Did you know at that time how big is the issue of marital rape in society?

To be honest, I did not until I had the experience of working in Daman. It was a painful experience for me to play that character on the screen after reading and hearing about such cases. I could only guess what the women trapped in such circumstances had to go through.

Did you do any special preparations to play that character?

There were no workshops for artistes in those days. I just used to talk with Kalpana ji about such cases and try to understand to what extent some women had to face violence within a beautiful institution like marriage.

When you finished shooting for that film, did you realise that you would get the National Award for Best Actress?

Not at all, even though Kalpana ji's films were invariably recognised and applauded at different award ceremonies and film festivals.
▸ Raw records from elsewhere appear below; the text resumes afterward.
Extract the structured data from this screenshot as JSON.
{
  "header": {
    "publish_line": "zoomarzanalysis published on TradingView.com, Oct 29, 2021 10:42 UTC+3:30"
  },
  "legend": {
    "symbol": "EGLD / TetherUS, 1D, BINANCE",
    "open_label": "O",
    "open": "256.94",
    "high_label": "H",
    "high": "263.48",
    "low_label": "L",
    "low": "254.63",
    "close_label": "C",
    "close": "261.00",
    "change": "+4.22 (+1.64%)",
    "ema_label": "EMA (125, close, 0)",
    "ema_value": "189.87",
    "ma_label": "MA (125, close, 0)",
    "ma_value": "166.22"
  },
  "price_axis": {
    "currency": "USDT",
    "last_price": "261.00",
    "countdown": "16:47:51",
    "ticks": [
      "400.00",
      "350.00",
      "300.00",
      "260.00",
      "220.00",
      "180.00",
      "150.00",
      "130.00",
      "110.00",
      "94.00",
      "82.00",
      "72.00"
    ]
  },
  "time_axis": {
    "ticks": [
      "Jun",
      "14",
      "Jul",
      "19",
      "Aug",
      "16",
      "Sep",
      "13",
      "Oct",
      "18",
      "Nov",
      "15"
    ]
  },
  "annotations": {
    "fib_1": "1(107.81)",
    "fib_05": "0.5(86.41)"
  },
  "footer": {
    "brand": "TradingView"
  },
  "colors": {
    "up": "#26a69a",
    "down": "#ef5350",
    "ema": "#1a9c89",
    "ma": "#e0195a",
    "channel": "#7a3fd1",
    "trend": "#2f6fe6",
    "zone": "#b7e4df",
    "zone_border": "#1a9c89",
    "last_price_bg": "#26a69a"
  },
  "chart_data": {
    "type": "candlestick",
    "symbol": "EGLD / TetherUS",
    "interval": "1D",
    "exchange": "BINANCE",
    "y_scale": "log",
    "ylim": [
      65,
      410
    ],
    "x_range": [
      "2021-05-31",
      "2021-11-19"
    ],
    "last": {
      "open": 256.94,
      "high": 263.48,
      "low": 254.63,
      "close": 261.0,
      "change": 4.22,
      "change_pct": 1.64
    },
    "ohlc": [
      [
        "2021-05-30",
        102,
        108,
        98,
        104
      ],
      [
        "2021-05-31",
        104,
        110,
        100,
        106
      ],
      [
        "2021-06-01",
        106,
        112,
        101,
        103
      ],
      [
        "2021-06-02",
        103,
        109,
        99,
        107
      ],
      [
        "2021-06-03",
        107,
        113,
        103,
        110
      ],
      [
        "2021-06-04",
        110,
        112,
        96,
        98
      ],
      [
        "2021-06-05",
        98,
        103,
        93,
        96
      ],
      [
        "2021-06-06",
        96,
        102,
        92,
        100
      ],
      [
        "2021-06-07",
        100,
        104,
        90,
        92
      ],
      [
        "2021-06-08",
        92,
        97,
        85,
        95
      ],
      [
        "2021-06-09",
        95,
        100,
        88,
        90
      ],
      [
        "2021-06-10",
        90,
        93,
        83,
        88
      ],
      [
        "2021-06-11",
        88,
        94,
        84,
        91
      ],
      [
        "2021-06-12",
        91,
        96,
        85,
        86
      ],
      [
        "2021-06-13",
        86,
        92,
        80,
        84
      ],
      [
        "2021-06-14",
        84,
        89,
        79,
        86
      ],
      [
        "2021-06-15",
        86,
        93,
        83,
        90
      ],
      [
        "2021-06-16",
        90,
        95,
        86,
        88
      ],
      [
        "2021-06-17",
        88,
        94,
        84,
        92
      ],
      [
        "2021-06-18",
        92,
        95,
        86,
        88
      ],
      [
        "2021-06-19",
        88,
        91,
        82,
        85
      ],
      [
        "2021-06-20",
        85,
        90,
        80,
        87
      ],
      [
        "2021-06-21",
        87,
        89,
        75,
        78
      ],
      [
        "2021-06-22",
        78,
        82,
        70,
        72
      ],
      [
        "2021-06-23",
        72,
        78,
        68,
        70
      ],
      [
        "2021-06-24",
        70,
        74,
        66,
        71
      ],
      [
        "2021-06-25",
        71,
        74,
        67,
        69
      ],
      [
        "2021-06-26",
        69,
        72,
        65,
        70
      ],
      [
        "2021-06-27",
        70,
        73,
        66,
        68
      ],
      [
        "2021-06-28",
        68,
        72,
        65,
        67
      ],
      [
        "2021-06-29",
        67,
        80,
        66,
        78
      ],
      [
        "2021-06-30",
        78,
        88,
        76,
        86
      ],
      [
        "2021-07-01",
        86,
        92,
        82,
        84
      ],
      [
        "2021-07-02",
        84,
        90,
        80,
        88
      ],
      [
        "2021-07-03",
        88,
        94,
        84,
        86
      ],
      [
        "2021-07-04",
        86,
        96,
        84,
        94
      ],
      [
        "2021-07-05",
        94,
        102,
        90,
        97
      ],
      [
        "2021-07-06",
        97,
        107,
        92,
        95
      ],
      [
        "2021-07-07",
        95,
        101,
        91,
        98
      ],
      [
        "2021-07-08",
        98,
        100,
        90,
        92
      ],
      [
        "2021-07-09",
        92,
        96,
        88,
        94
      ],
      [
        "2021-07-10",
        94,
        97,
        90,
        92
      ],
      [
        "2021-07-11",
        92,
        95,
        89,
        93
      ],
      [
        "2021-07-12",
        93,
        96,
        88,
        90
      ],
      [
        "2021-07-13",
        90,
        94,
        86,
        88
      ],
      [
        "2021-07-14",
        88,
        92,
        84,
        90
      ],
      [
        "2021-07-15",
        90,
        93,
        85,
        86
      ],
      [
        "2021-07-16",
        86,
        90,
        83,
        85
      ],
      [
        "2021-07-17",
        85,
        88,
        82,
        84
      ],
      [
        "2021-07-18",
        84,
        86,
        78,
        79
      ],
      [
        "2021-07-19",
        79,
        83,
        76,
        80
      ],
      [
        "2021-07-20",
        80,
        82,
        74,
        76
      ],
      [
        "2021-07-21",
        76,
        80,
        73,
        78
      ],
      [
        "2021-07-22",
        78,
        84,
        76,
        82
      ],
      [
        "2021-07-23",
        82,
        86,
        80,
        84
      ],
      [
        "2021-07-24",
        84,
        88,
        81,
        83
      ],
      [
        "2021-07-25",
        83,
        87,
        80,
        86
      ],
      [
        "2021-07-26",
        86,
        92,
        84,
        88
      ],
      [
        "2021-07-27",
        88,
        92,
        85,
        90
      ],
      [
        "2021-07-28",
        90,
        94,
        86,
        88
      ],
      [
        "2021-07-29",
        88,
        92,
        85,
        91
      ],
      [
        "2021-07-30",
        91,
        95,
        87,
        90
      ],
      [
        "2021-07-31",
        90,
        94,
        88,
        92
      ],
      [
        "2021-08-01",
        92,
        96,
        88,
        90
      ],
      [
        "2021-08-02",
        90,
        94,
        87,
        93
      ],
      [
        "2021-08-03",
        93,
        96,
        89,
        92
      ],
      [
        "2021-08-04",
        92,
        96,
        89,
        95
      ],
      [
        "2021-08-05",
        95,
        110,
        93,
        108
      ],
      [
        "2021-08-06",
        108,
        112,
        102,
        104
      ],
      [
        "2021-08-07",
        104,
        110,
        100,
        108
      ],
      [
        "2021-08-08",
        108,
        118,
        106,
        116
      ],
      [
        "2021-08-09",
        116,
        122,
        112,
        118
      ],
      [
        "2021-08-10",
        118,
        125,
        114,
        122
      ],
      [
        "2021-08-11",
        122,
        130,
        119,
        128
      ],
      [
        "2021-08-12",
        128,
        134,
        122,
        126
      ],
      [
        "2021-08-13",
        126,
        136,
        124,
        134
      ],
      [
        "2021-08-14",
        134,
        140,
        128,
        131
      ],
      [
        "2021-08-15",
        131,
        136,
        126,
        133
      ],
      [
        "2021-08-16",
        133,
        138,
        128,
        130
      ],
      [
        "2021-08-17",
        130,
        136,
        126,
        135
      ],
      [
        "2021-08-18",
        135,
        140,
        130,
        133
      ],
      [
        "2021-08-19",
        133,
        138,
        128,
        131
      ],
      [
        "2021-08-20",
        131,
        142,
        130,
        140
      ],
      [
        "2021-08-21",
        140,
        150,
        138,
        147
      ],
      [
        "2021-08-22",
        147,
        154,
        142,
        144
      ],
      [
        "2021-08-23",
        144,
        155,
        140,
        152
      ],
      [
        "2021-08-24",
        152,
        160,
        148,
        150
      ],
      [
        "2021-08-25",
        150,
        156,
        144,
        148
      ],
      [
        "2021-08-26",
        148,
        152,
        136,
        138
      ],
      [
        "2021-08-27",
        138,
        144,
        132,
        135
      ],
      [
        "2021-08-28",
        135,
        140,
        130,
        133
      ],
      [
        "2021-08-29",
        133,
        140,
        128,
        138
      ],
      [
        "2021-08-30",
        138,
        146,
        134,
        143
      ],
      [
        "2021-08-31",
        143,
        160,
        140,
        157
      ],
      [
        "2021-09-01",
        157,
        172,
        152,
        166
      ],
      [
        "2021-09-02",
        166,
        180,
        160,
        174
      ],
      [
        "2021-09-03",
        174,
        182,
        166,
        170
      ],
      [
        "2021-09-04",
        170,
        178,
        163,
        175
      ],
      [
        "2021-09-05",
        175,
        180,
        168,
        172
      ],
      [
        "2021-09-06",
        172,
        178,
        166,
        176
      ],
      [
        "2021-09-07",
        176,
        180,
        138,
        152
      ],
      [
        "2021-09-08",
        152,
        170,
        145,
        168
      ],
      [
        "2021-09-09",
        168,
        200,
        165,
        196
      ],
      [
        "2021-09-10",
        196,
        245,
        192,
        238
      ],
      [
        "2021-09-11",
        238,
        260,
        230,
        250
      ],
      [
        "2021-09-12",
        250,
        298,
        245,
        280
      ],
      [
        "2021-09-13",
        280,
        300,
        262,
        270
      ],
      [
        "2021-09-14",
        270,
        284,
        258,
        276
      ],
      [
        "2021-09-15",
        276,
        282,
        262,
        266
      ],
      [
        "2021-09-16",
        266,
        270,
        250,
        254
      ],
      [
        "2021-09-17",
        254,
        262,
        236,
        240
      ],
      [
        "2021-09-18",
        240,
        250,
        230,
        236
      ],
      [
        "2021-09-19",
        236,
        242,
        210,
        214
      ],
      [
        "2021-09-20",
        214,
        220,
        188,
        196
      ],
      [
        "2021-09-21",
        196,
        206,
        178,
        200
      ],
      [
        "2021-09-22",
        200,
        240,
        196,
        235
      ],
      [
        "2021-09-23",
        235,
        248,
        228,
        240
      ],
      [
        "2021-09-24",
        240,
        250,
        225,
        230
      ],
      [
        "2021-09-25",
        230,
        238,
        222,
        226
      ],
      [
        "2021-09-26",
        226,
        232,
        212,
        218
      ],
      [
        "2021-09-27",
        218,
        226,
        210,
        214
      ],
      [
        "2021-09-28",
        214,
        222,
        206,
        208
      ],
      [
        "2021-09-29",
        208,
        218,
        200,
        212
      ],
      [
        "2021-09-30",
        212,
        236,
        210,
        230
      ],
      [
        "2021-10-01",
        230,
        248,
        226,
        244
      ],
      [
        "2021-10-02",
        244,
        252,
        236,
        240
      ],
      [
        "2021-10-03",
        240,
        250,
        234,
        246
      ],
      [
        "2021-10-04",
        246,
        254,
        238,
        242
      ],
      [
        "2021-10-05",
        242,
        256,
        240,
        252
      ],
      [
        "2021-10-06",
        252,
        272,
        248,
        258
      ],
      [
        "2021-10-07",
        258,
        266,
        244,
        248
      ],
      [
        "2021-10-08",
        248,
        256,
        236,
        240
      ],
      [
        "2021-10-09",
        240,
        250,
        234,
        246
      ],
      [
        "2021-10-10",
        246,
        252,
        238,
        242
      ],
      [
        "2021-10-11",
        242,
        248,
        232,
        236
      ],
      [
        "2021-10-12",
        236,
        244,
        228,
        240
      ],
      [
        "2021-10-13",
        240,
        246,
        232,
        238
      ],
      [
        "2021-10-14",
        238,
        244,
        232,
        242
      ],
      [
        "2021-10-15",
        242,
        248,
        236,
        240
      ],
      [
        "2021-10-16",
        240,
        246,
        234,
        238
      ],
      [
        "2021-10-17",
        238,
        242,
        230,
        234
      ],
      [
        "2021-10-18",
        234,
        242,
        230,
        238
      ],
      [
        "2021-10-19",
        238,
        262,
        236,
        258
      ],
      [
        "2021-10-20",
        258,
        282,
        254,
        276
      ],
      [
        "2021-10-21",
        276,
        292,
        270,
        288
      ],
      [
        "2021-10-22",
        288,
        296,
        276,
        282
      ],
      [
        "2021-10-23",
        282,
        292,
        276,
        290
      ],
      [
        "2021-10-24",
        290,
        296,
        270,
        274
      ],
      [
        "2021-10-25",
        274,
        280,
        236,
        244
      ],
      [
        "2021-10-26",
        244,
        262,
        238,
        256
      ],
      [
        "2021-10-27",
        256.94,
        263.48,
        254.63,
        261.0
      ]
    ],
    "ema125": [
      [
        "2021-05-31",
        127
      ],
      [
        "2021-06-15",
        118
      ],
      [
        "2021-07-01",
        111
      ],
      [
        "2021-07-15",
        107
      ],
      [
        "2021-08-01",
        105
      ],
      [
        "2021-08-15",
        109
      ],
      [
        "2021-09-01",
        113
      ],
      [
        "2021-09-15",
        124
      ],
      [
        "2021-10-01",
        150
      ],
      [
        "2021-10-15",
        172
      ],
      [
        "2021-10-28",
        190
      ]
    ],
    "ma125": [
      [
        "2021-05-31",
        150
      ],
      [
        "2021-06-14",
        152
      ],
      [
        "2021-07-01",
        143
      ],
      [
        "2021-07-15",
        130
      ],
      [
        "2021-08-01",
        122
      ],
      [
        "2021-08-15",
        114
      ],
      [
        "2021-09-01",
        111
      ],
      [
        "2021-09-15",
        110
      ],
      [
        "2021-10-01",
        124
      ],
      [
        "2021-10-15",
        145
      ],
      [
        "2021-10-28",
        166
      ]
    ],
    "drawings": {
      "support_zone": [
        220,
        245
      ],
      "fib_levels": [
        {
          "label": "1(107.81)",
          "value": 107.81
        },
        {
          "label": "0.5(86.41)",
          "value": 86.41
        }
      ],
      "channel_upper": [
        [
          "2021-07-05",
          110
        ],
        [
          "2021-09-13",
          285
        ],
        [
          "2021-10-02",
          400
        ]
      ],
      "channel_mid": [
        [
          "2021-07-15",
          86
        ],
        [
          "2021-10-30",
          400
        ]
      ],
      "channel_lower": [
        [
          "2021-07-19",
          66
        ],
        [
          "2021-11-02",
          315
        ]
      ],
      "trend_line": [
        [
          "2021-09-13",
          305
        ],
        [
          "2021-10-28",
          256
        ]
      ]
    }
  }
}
Daman was far ahead of its time. At that time, even talking about marital rape and domestic violence was taboo of sorts. Most people were not ready for a film like that. When it got the National Award, there was a lot of hue and cry. They said how can the heroine of a commercial film like Raveena Tandon get the National Award? But, I think the jury was convinced that the film was delivering a big message to society. They were also convinced about its premise and the performance of the star cast. Till that time women were generally portrayed in Hindi films with characters mouthing dialogues like "Mera Pati Mera Devta Hai (My husband is my god)".

Not only that, if the hero of a film wanted to kill a villain onscreen, his sister would offer to kill herself to protect her husband. For the first time in Daman, a woman killed her husband in order to save her child from the circumstances that she herself had gone through. It was a path-breaking film. There was, of course, a risk in making it, but it was worth taking since the film was widely accepted.
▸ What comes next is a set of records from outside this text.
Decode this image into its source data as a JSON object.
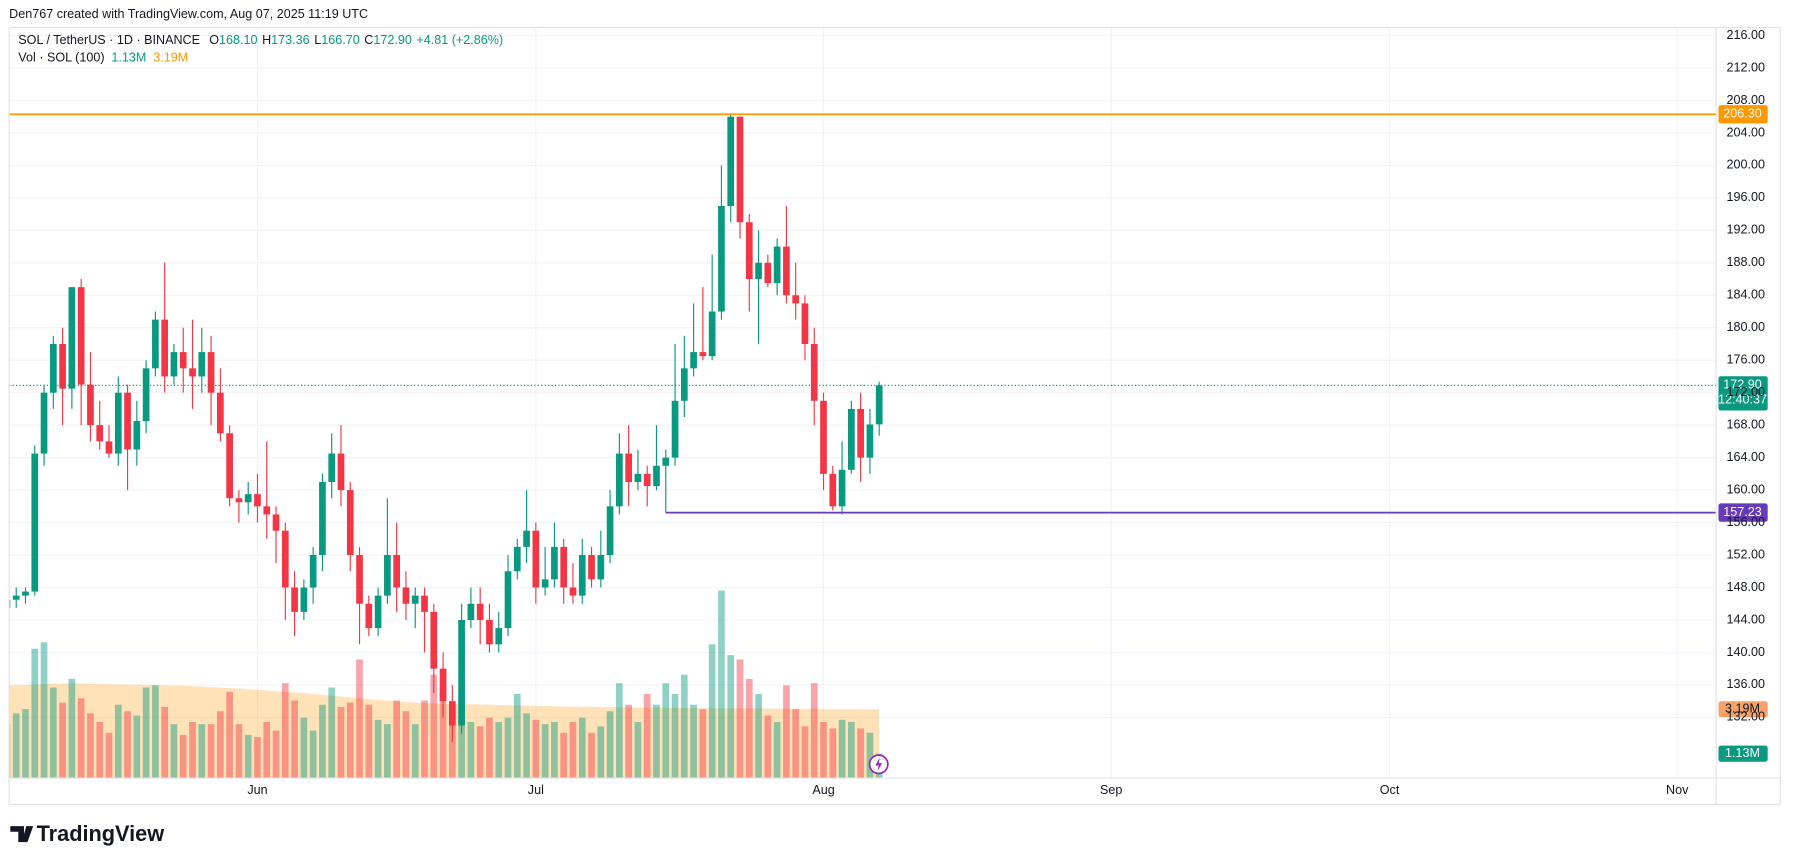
{
  "header": "Den767 created with TradingView.com, Aug 07, 2025 11:19 UTC",
  "brand": "TradingView",
  "chart_data": {
    "type": "candlestick",
    "symbol": "SOL / TetherUS · 1D · BINANCE",
    "legend_ohlc": [
      {
        "key": "O",
        "value": "168.10"
      },
      {
        "key": "H",
        "value": "173.36"
      },
      {
        "key": "L",
        "value": "166.70"
      },
      {
        "key": "C",
        "value": "172.90"
      }
    ],
    "change": "+4.81 (+2.86%)",
    "volume_title": "Vol · SOL (100)",
    "up_color": "#089981",
    "down_color": "#f23645",
    "open": [
      145.5,
      146.5,
      147,
      147.5,
      164.5,
      172,
      178,
      172.5,
      185,
      173,
      168,
      166,
      164.5,
      172,
      165,
      168.5,
      175,
      181,
      174,
      177,
      175,
      174,
      177,
      172,
      167,
      159,
      158.5,
      159.5,
      158,
      157,
      155,
      148,
      145,
      148,
      152,
      161,
      164.5,
      160,
      152,
      146,
      143,
      147,
      152,
      148,
      146,
      147,
      145,
      138,
      134,
      131,
      144,
      146,
      144,
      141,
      143,
      150,
      153,
      155,
      148,
      149,
      153,
      148,
      147,
      152,
      149,
      152,
      158,
      164.5,
      161,
      162,
      160.5,
      163,
      164,
      171,
      175,
      177,
      176.5,
      182,
      195,
      206,
      193,
      186,
      188,
      185.5,
      190,
      184,
      183,
      178,
      171,
      162,
      158,
      162.5,
      170,
      164,
      168.1
    ],
    "high": [
      147.5,
      148,
      148,
      165.5,
      173,
      179,
      180,
      185,
      186,
      177,
      171,
      168,
      174,
      173,
      171,
      176,
      182,
      188,
      178,
      180,
      181,
      180,
      179,
      175,
      168,
      160,
      161,
      162,
      166,
      158,
      156,
      150,
      149,
      153,
      162,
      167,
      168,
      161,
      153,
      147,
      148,
      159,
      156,
      150,
      148,
      148,
      146,
      140,
      136,
      146,
      148,
      148,
      146,
      145,
      152,
      154,
      160,
      156,
      153,
      156,
      154,
      151,
      154,
      153,
      155,
      160,
      167,
      168,
      165,
      163,
      168,
      165,
      178,
      179,
      183,
      185,
      189,
      200,
      206.3,
      206,
      194,
      192,
      189,
      191,
      195,
      188,
      184,
      180,
      172,
      163,
      166,
      171,
      172,
      170,
      173.36
    ],
    "low": [
      143,
      145.5,
      146,
      147,
      163,
      170,
      168,
      170,
      168,
      166,
      165,
      164,
      163,
      160,
      163,
      167,
      174,
      172,
      173,
      172,
      170,
      172,
      168,
      166,
      158,
      156,
      157,
      156,
      154,
      151,
      144,
      142,
      144,
      146,
      150,
      159,
      158,
      150,
      141,
      142,
      142,
      146,
      145,
      144,
      143,
      140,
      135,
      132,
      129,
      130,
      143,
      141,
      140,
      140,
      142,
      149,
      151,
      146,
      147,
      148,
      146,
      146,
      146,
      148,
      148,
      151,
      157,
      158,
      160,
      158,
      160,
      157.23,
      163,
      169,
      174,
      176,
      176,
      181,
      193,
      191,
      182,
      178,
      185,
      184,
      183,
      181,
      176,
      168,
      160,
      157.5,
      157,
      162,
      161,
      162,
      166.7
    ],
    "close": [
      146.5,
      147,
      147.5,
      164.5,
      172,
      178,
      172.5,
      185,
      173,
      168,
      166,
      164.5,
      172,
      165,
      168.5,
      175,
      181,
      174,
      177,
      175,
      174,
      177,
      172,
      167,
      159,
      158.5,
      159.5,
      158,
      157,
      155,
      148,
      145,
      148,
      152,
      161,
      164.5,
      160,
      152,
      146,
      143,
      147,
      152,
      148,
      146,
      147,
      145,
      138,
      134,
      131,
      144,
      146,
      144,
      141,
      143,
      150,
      153,
      155,
      148,
      149,
      153,
      148,
      147,
      152,
      149,
      152,
      158,
      164.5,
      161,
      162,
      160.5,
      163,
      164,
      171,
      175,
      177,
      176.5,
      182,
      195,
      206,
      193,
      186,
      188,
      185.5,
      190,
      184,
      183,
      178,
      171,
      162,
      158,
      162.5,
      170,
      164,
      168.09,
      172.9
    ],
    "volume": [
      2.5,
      3.0,
      3.2,
      6.0,
      6.3,
      4.2,
      3.5,
      4.6,
      3.7,
      3.0,
      2.6,
      2.1,
      3.4,
      3.1,
      2.9,
      4.2,
      4.3,
      3.3,
      2.5,
      2.0,
      2.6,
      2.5,
      2.5,
      3.1,
      4.0,
      2.5,
      2.0,
      1.9,
      2.6,
      2.2,
      4.4,
      3.6,
      2.8,
      2.2,
      3.4,
      4.2,
      3.3,
      3.5,
      5.5,
      3.4,
      2.7,
      2.5,
      3.6,
      3.1,
      2.5,
      3.6,
      4.8,
      4.2,
      3.4,
      3.9,
      2.6,
      2.4,
      2.8,
      2.6,
      2.8,
      3.9,
      3.0,
      2.7,
      2.5,
      2.6,
      2.1,
      2.6,
      2.8,
      2.1,
      2.4,
      3.1,
      4.4,
      3.4,
      2.6,
      3.9,
      3.4,
      4.4,
      3.9,
      4.8,
      3.4,
      3.2,
      6.2,
      8.7,
      5.7,
      5.5,
      4.6,
      3.9,
      2.9,
      2.6,
      4.3,
      3.2,
      2.4,
      4.4,
      2.6,
      2.3,
      2.7,
      2.6,
      2.3,
      2.1,
      1.13
    ],
    "volume_ma": [
      4.3,
      4.31,
      4.32,
      4.34,
      4.36,
      4.37,
      4.38,
      4.38,
      4.38,
      4.37,
      4.36,
      4.35,
      4.34,
      4.33,
      4.33,
      4.32,
      4.31,
      4.3,
      4.29,
      4.28,
      4.26,
      4.24,
      4.22,
      4.2,
      4.18,
      4.15,
      4.12,
      4.09,
      4.06,
      4.03,
      4.0,
      3.97,
      3.94,
      3.9,
      3.86,
      3.82,
      3.78,
      3.74,
      3.7,
      3.66,
      3.62,
      3.59,
      3.56,
      3.53,
      3.5,
      3.48,
      3.46,
      3.45,
      3.44,
      3.43,
      3.42,
      3.41,
      3.4,
      3.39,
      3.38,
      3.37,
      3.36,
      3.35,
      3.34,
      3.33,
      3.32,
      3.31,
      3.3,
      3.3,
      3.29,
      3.29,
      3.28,
      3.28,
      3.27,
      3.27,
      3.26,
      3.26,
      3.25,
      3.25,
      3.25,
      3.24,
      3.24,
      3.24,
      3.24,
      3.23,
      3.23,
      3.23,
      3.22,
      3.22,
      3.22,
      3.21,
      3.21,
      3.21,
      3.2,
      3.2,
      3.2,
      3.2,
      3.19,
      3.19,
      3.19
    ],
    "last_volume": {
      "value": 1.13,
      "label": "1.13M"
    },
    "last_volume_ma": {
      "value": 3.19,
      "label": "3.19M"
    },
    "volume_ylim": [
      0,
      12
    ],
    "xlim": [
      0.24,
      184.2
    ],
    "xticks": [
      {
        "value": 27,
        "label": "Jun"
      },
      {
        "value": 57,
        "label": "Jul"
      },
      {
        "value": 88,
        "label": "Aug"
      },
      {
        "value": 119,
        "label": "Sep"
      },
      {
        "value": 149,
        "label": "Oct"
      },
      {
        "value": 180,
        "label": "Nov"
      }
    ],
    "ylim": [
      124.53,
      216.99
    ],
    "yticks": [
      {
        "value": 132,
        "label": "132.00"
      },
      {
        "value": 136,
        "label": "136.00"
      },
      {
        "value": 140,
        "label": "140.00"
      },
      {
        "value": 144,
        "label": "144.00"
      },
      {
        "value": 148,
        "label": "148.00"
      },
      {
        "value": 152,
        "label": "152.00"
      },
      {
        "value": 156,
        "label": "156.00"
      },
      {
        "value": 160,
        "label": "160.00"
      },
      {
        "value": 164,
        "label": "164.00"
      },
      {
        "value": 168,
        "label": "168.00"
      },
      {
        "value": 172,
        "label": "172.00"
      },
      {
        "value": 176,
        "label": "176.00"
      },
      {
        "value": 180,
        "label": "180.00"
      },
      {
        "value": 184,
        "label": "184.00"
      },
      {
        "value": 188,
        "label": "188.00"
      },
      {
        "value": 192,
        "label": "192.00"
      },
      {
        "value": 196,
        "label": "196.00"
      },
      {
        "value": 200,
        "label": "200.00"
      },
      {
        "value": 204,
        "label": "204.00"
      },
      {
        "value": 208,
        "label": "208.00"
      },
      {
        "value": 212,
        "label": "212.00"
      },
      {
        "value": 216,
        "label": "216.00"
      }
    ],
    "grid": true,
    "levels": [
      {
        "value": 206.3,
        "label": "206.30",
        "color": "#ff9800"
      },
      {
        "value": 157.23,
        "label": "157.23",
        "color": "#673ab7",
        "start": 71
      }
    ],
    "last_price": {
      "value": 172.9,
      "label": "172.90",
      "countdown": "12:40:37",
      "color": "#089981"
    }
  }
}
Yet, very few films have been made in Bollywood on the subject of marital rape since then...

It is true that very few films have been made on this subject so far. But, it has always been my endeavor to work in films that have a strong message for society. I hope that other artistes will also continue to raise such issues on bigger platforms to create mass awareness.

Marital rape and domestic violence are big issues today. I have been reading about how even two judges of the Delhi High Court have different views on this. Nonetheless, I feel that slowly but surely, things will definitely change in the times to come. We all have to try for this. 

Do you think our society is moving in that direction where every marital relationship will be based on equality between husband and wife?

As far as equality is concerned, people often call India a third world or underdeveloped country, but they forget that many queens had ruled and fought for the country many centuries ago, whereas, in a country like England, women were allowed to cast their votes for the first time in 1918 only. It is true that we have some shortcomings here, but India has made laws to ensure the rights of women from the very beginning. Women have always played a strong role in every field since Independence, be it politics, army, or police force. Women are overcoming every obstacle to move ahead in life. I am optimistic that the situation will definitely change for the better.

What change have you noticed in the status of women in Bollywood from the time you started your career?

The film industry has also changed a lot. Strong characters are being written for women actors today. Movies are being made around him. More changes will be seen in the future.

You were recently seen in a hit web series Aranyak web series and in the mega-hit movie, KGF Chapter 2. Are actresses like you getting more opportunities due to the advent of OTT?

I think this is a great time for the cinema. Good films are being made on good stories. I think this trend will continue and cinema will get bigger and better than before.